Ho appena letto sul Messaggero online poche righe sull’esortazione del vescovo di Roma a tornare all’essenza del cristianesimo, al di là delle “stratificazioni” successive, che tendono a rivelarsi deludenti. Non è la prima volta per Francesco, anzi. Né è la prima volta per aree non trascurabili del mondo cattolico.
In occasione del Concilio Vaticano II, si preferì il vocabolo aggiornamento alla parola riforma. Troppo esplicito sarebbe stato, forse, il rimando alle esperienze di fede scaturite dalla Riforma di Lutero, di Calvino e di altri, nel XVI secolo.
L’aggiornamento, comunque, esprime una delle due istanze contenute nella parola riforma; l’altra è una sorta di appello al “ritorno” al cristianesimo delle origini.
Probabilmente i primi riformatori tendevano un po’ a idealizzare tale ritorno, pur nella consapevolezza, che scaturiva dai testi biblici, dei contrasti e dei travagli che caratterizzavano le prime comunità cristiane. Il pólemos greco trova piena cittadinanza, per dir così, nelle Scritture.
Particolarmente efficace è il termine essenza (οὐσία, direbbero gli antichi greci): quel che contraddistingue in modo peculiare un fenomeno, un’esperienza, una cosa, al di là degli accidenti, che possono esserci o meno, senza con ciò modificare “il nocciolo” di quella cosa o di quel fenomeno.

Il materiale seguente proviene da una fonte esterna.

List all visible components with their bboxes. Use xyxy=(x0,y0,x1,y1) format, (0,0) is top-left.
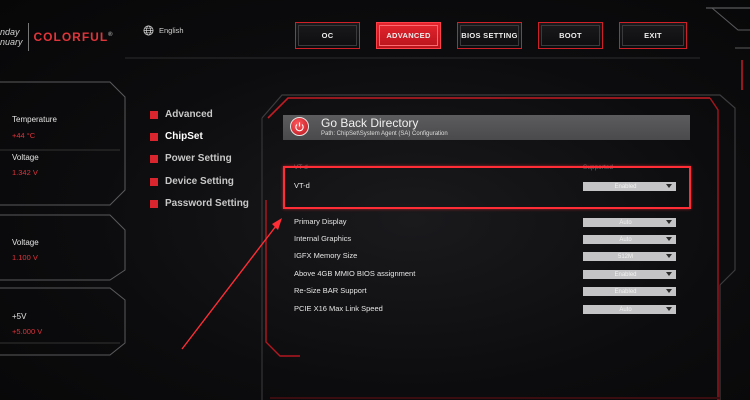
column-header-right: Supported xyxy=(583,164,613,171)
directory-path: Path: ChipSet\System Agent (SA) Configur… xyxy=(321,131,448,137)
back-circle-icon xyxy=(295,122,304,132)
setting-above-4gb-mmio-label: Above 4GB MMIO BIOS assignment xyxy=(294,269,416,278)
setting-igfx-memory-size-dropdown[interactable]: 512M xyxy=(583,252,676,261)
chevron-down-icon xyxy=(666,289,672,293)
category-bullet xyxy=(150,177,158,186)
tab-bios-setting-label: BIOS SETTING xyxy=(461,31,518,40)
logo-tagline: nday nuary xyxy=(0,27,23,47)
column-header-left: VT-d xyxy=(294,164,308,171)
tab-boot-label: BOOT xyxy=(559,31,582,40)
directory-title: Go Back Directory xyxy=(321,116,419,130)
category-device-setting-label: Device Setting xyxy=(165,176,234,187)
setting-resize-bar-value: Enabled xyxy=(614,288,637,295)
chevron-down-icon xyxy=(666,254,672,258)
tab-exit-label: EXIT xyxy=(644,31,662,40)
category-advanced[interactable]: Advanced xyxy=(150,109,213,120)
brand-name: COLORFUL® xyxy=(34,30,114,44)
monitor-voltage2-value: 1.100 V xyxy=(12,253,38,262)
setting-vt-d-dropdown[interactable]: Enabled xyxy=(583,182,676,191)
language-label: English xyxy=(159,26,184,35)
monitor-voltage-label: Voltage xyxy=(12,153,39,162)
brand-mark: ® xyxy=(108,32,114,38)
setting-vt-d-label: VT-d xyxy=(294,181,310,190)
language-selector[interactable]: English xyxy=(143,25,184,36)
setting-above-4gb-mmio-value: Enabled xyxy=(614,271,637,278)
monitor-temperature-label: Temperature xyxy=(12,115,57,124)
bios-screen: nday nuary COLORFUL® English OC ADVANCED… xyxy=(0,0,750,400)
setting-primary-display-label: Primary Display xyxy=(294,217,347,226)
setting-igfx-memory-size-label: IGFX Memory Size xyxy=(294,251,358,260)
setting-vt-d-value: Enabled xyxy=(614,183,637,190)
setting-internal-graphics-label: Internal Graphics xyxy=(294,234,352,243)
logo-divider xyxy=(27,23,29,51)
category-password-setting-label: Password Setting xyxy=(165,198,249,209)
tab-bios-setting[interactable]: BIOS SETTING xyxy=(457,22,522,49)
chevron-down-icon xyxy=(666,272,672,276)
monitor-voltage-value: 1.342 V xyxy=(12,168,38,177)
setting-resize-bar-label: Re-Size BAR Support xyxy=(294,286,367,295)
tab-oc-label: OC xyxy=(321,31,334,40)
setting-primary-display-dropdown[interactable]: Auto xyxy=(583,218,676,227)
logo-tagline-line1: nday xyxy=(0,27,20,37)
setting-pcie-x16-speed-dropdown[interactable]: Auto xyxy=(583,305,676,314)
category-bullet xyxy=(150,132,158,141)
monitor-temperature-value: +44 °C xyxy=(12,131,36,140)
category-password-setting[interactable]: Password Setting xyxy=(150,198,249,209)
brand-text: COLORFUL xyxy=(33,30,109,44)
setting-primary-display-value: Auto xyxy=(619,219,632,226)
chevron-down-icon xyxy=(666,237,672,241)
monitor-5v-label: +5V xyxy=(12,312,27,321)
setting-above-4gb-mmio-dropdown[interactable]: Enabled xyxy=(583,270,676,279)
category-bullet xyxy=(150,199,158,208)
category-advanced-label: Advanced xyxy=(165,109,213,120)
chevron-down-icon xyxy=(666,307,672,311)
category-chipset[interactable]: ChipSet xyxy=(150,131,203,142)
setting-pcie-x16-speed-value: Auto xyxy=(619,306,632,313)
monitor-voltage2-label: Voltage xyxy=(12,238,39,247)
setting-pcie-x16-speed-label: PCIE X16 Max Link Speed xyxy=(294,304,383,313)
tab-exit[interactable]: EXIT xyxy=(619,22,687,49)
chevron-down-icon xyxy=(666,220,672,224)
setting-internal-graphics-dropdown[interactable]: Auto xyxy=(583,235,676,244)
back-button[interactable] xyxy=(290,117,309,136)
setting-internal-graphics-value: Auto xyxy=(619,236,632,243)
tab-advanced[interactable]: ADVANCED xyxy=(376,22,441,49)
category-chipset-label: ChipSet xyxy=(165,131,203,142)
logo-tagline-line2: nuary xyxy=(0,37,23,47)
category-bullet xyxy=(150,154,158,163)
category-power-setting-label: Power Setting xyxy=(165,153,232,164)
category-device-setting[interactable]: Device Setting xyxy=(150,176,234,187)
setting-igfx-memory-size-value: 512M xyxy=(617,253,633,260)
category-power-setting[interactable]: Power Setting xyxy=(150,153,232,164)
setting-resize-bar-dropdown[interactable]: Enabled xyxy=(583,287,676,296)
brand-logo: nday nuary COLORFUL® xyxy=(0,23,114,51)
chevron-down-icon xyxy=(666,184,672,188)
tab-advanced-label: ADVANCED xyxy=(386,31,431,40)
category-bullet xyxy=(150,110,158,119)
tab-boot[interactable]: BOOT xyxy=(538,22,603,49)
tab-oc[interactable]: OC xyxy=(295,22,360,49)
monitor-5v-value: +5.000 V xyxy=(12,327,43,336)
globe-icon xyxy=(143,25,154,36)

Certo, subito dopo si apre il confronto su dove si situi esattamente tale nocciolo. Una questione che non si può risolvere una volta per tutte, richiedendo di continuo ridefinizioni e aggiustamenti. Per dare un’idea della sua complessità, ricordo solo come la religiosità farisaica, in genere connotata negativamente in ambito cristiano, in realtà rappresenti, in quanto, come dire?, “genere letterario” comprendente al proprio interno la polemica (torna pólemos), un momento costitutivo del percorso “dialettico” (dialogico) attraverso il quale viene elaborato il messaggio cristiano.
Insomma: neppure l’essenza è scontata. Ma l’esortazione a ricercarla, a seguirla dovrebbe impegnarci e coinvolgerci in quanto donne e uomini di fede, contribuendo, tra l’altro, a dare forza e senso al cammino ecumenico.
Ritornare all’ESSENZA de Cristianesimo se questa non è mai scontata, ma va continuamente ricercata, pare un’impresa disperata. Specie per chi si impegna ad educare alla fede. Restiamo perennemente nelle nebbie? Che ci sta a fare la Chiesa se non è MAESTRA nel definire quell’ESSENZA?